4. Register Your Business and Acquire Appropriate Licences
Register your business with the Ministry of Corporate Affairs (MCA) for incorporation. Afterward, apply for GST registration, complying with the standard guidelines issued by the MCA.
Now, depending on whether your business deals with a single category of products or multiple products simultaneously, you will need licences to operate legally. Remember, different products will need different licences.
For instance, businesses that deal with food products must apply for a licence issued by the Food Safety and Standards Authority of India (FSSAI).
You must furnish the following information, along with a duly-filled form, for authorities to issue the licence:
1. The location of the company
2. Detailed list of equipment and machinery
3. Company’s statutory documents, like the register of directors
5. Raise Funding
In case you have everything else — great idea, functioning team, effective business plan, and vigour & grit – except for the funds, you should reach out to venture capitalists (VCs) or angel investors from a reliable network. You can conduct several funding rounds if the seed rounds don’t yield the desired outcome.

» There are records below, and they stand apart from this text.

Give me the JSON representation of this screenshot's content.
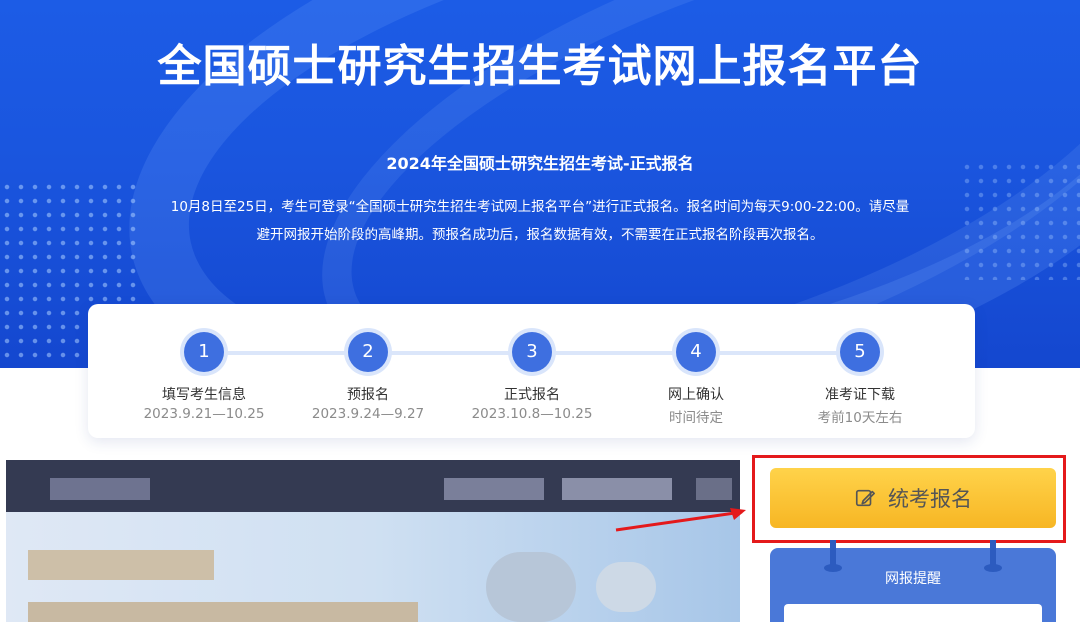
{
  "hero": {
    "title": "全国硕士研究生招生考试网上报名平台",
    "subtitle": "2024年全国硕士研究生招生考试-正式报名",
    "desc_line1": "10月8日至25日，考生可登录“全国硕士研究生招生考试网上报名平台”进行正式报名。报名时间为每天9:00-22:00。请尽量",
    "desc_line2": "避开网报开始阶段的高峰期。预报名成功后，报名数据有效，不需要在正式报名阶段再次报名。"
  },
  "steps": [
    {
      "num": "1",
      "name": "填写考生信息",
      "date": "2023.9.21—10.25"
    },
    {
      "num": "2",
      "name": "预报名",
      "date": "2023.9.24—9.27"
    },
    {
      "num": "3",
      "name": "正式报名",
      "date": "2023.10.8—10.25"
    },
    {
      "num": "4",
      "name": "网上确认",
      "date": "时间待定"
    },
    {
      "num": "5",
      "name": "准考证下载",
      "date": "考前10天左右"
    }
  ],
  "actions": {
    "exam_signup_label": "统考报名",
    "exam_signup_icon": "edit-icon"
  },
  "reminder": {
    "title": "网报提醒"
  },
  "colors": {
    "hero_blue": "#1a55de",
    "step_blue": "#3e6fe0",
    "button_yellow": "#f7b624",
    "highlight_red": "#e4191b",
    "reminder_blue": "#4a78d8"
  }
}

6. Have a Good Marketing Strategy
A good marketing plan can put your business in front of the right customers and drive sales. For a B2C or retail outlet, consider promoting launch dates, offers, and other business details through local communities, social media, ad campaigns, etc.; if you are in a B2B space, try reaching out to potential clients.
7. Determine the Distribution Process
Even if the product is excellent, it is doomed to perform poorly if there is an issue with product distribution. Consumers prefer readily available brands. You should aim for a pan-India outreach when it comes to the distribution process.
It is important to register on eCommerce platforms to expand your business’s reach since more consumers are leaning towards online purchasing. Total FMCG revenue via e-commerce platforms is expected to increase by 11% by 2030. In addition, it is crucial to find prime spots for physical stores while ensuring they are easily accessible. For example, a grocery store performs well in a local market compared to an isolated corner of an enclosed society.
Anyone who wishes to start a business will need help along the way. A mentorship session with seasoned professionals can do wonders for you and your company. Consider putting yourself out there and networking with the right people. This can help increase your business outreach and help you find potential investors.
Being a part of a growing community of like-minded people has advantages like professional guidance, investment opportunities, and even psychological support that can help you set up a company.